Sao Nicolau 16:34.14N 24:21.64W
Serenity of Swanwick
Phil and Sarah Tadd
Sat 19 Dec 2015 18:27
After a very windy night off Santa Luzia we set out for Sao Nicolau expecting the wind to ease as we left the island. It did but increased again as we passed each of the next two, Ilheu Branco and Ilheu Raso both uninhabited and nature reserves where landing is by permit only. These winds appear to be like the acceleration zones in the Canaries but don't just blow round the ends they blow down off the hills as well. As we approached the channel between Raso and Sao Nicolau we had the cruising chute up in light wind but then saw us changing right down to 3 reefs and a scrap of headsail to cope with 30 Knots easing down to nothing as we approached Tarrafal where we anchored.

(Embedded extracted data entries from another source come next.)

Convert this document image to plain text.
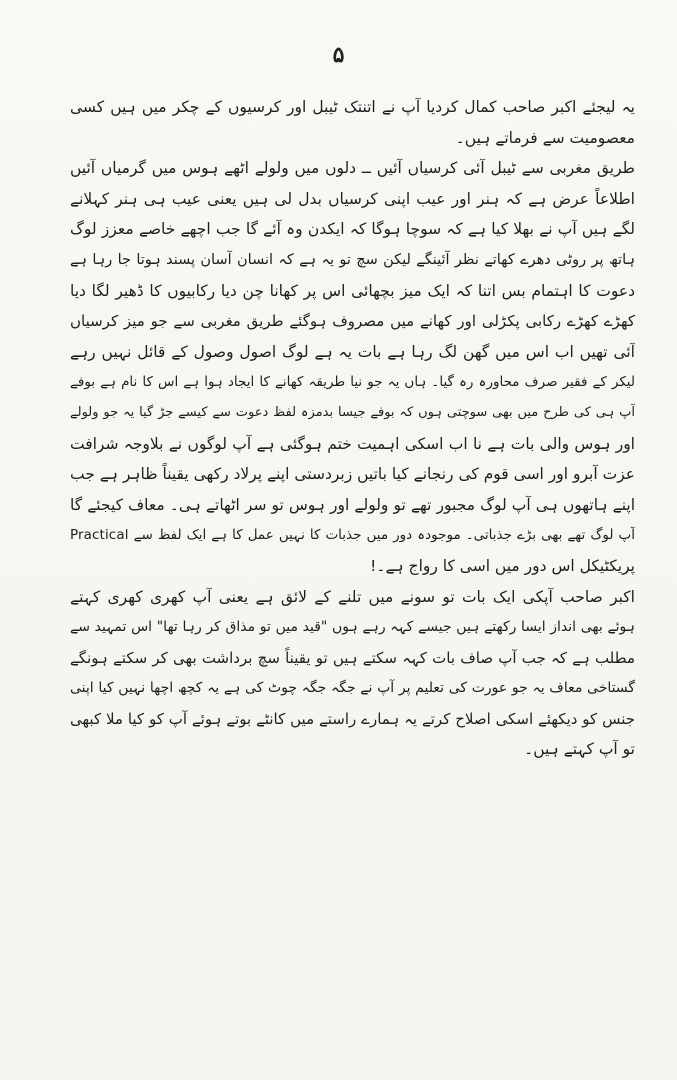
۵
یہ لیجئے اکبر صاحب کمال کردیا آپ نے اتنتک ٹیبل اور کرسیوں کے چکر میں ہیں کسی
معصومیت سے فرماتے ہیں۔
طریق مغربی سے ٹیبل آئی کرسیاں آئیں ــ دلوں میں ولولے اٹھے ہوس میں گرمیاں آئیں
اطلاعاً عرض ہے کہ ہنر اور عیب اپنی کرسیاں بدل لی ہیں یعنی عیب ہی ہنر کہلانے
لگے ہیں آپ نے بھلا کیا ہے کہ سوچا ہوگا کہ ایکدن وہ آئے گا جب اچھے خاصے معزز لوگ
ہاتھ پر روٹی دھرے کھاتے نظر آئینگے لیکن سچ تو یہ ہے کہ انسان آسان پسند ہوتا جا رہا ہے
دعوت کا اہتمام بس اتنا کہ ایک میز بچھائی اس پر کھانا چن دیا رکابیوں کا ڈھیر لگا دیا
کھڑے کھڑے رکابی پکڑلی اور کھانے میں مصروف ہوگئے طریق مغربی سے جو میز کرسیاں
آئی تھیں اب اس میں گھن لگ رہا ہے بات یہ ہے لوگ اصول وصول کے قائل نہیں رہے
لیکر کے فقیر صرف محاورہ رہ گیا۔ ہاں یہ جو نیا طریقہ کھانے کا ایجاد ہوا ہے اس کا نام ہے بوفے
آپ ہی کی طرح میں بھی سوچتی ہوں کہ بوفے جیسا بدمزہ لفظ دعوت سے کیسے جڑ گیا یہ جو ولولے
اور ہوس والی بات ہے نا اب اسکی اہمیت ختم ہوگئی ہے آپ لوگوں نے بلاوجہ شرافت
عزت آبرو اور اسی قوم کی رنجانے کیا باتیں زبردستی اپنے پرلاد رکھی یقیناً ظاہر ہے جب
اپنے ہاتھوں ہی آپ لوگ مجبور تھے تو ولولے اور ہوس تو سر اٹھاتے ہی۔ معاف کیجئے گا
آپ لوگ تھے بھی بڑے جذباتی۔ موجودہ دور میں جذبات کا نہیں عمل کا ہے ایک لفظ سے Practical
پریکٹیکل اس دور میں اسی کا رواج ہے۔!
اکبر صاحب آپکی ایک بات تو سونے میں تلنے کے لائق ہے یعنی آپ کھری کھری کہتے
ہوئے بھی انداز ایسا رکھتے ہیں جیسے کہہ رہے ہوں "قید میں تو مذاق کر رہا تھا" اس تمہید سے
مطلب ہے کہ جب آپ صاف بات کہہ سکتے ہیں تو یقیناً سچ برداشت بھی کر سکتے ہونگے
گستاخی معاف یہ جو عورت کی تعلیم پر آپ نے جگہ جگہ چوٹ کی ہے یہ کچھ اچھا نہیں کیا اپنی
جنس کو دیکھئے اسکی اصلاح کرتے یہ ہمارے راستے میں کانٹے بوتے ہوئے آپ کو کیا ملا کبھی
تو آپ کہتے ہیں۔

Tarrafal is a small town which started to be developed as a sport fishing resort until recession hit and building on that project stopped. The town still looks like a building site as there are buildings in various states all over, Apparently people who emigrate to find work have houses built here for when they return. Some are very well finished and painted whereas others are rough concrete blocks. It is the main port for Sao Nicolau and has a regular ferry service and visits from inter island cargo vessels. The ‘fishing harbour’, and fish market alongside and merging with the port, is where we land and leave the dinghy, guarded by young boys for 100CVE, about 70p.
The boys will do other jobs for a few CVE, one took me to the Gas cylinder exchange this morning, carried the bottle, told the lady what we wanted and then searched the bottles for a full one. It would have taken me longer on my own so he deserved his tip. Camping Gas refill 370CVE, about £2.50. why does it cost in excess of £25 in England?
It has been very windy here as well, up to 25 knots on our first night, and although the anchor seemed to be holding alright we put out a second anchor the next day. Sarah swam out with snorkel & googles to check on them and could see them clearly 9 meters down and well dug in to the sand.
Last night, Saturday, there was very pleasant classical guitar being played somewhere in town and we could sit on the boat and listen. Tonight apparently its a ‘Car Wash’ Party, somewhat more noisy.
Today we have been up the highest mountain here, a very pleasant walk from the road on the south side through a dry volcanic landscape, around to a deserted village then up to a col on the edge of the crater and finally down through Tropical forest and cultivation on the north side. We were led by a very pleasant local man, Toi, who has set himself up in business arranging and guiding tours on the island. The day cost us around £50 and gave us more insight into the island and its people than ‘doing it ourselves’, and allowed us to travel around and see the capital town as well.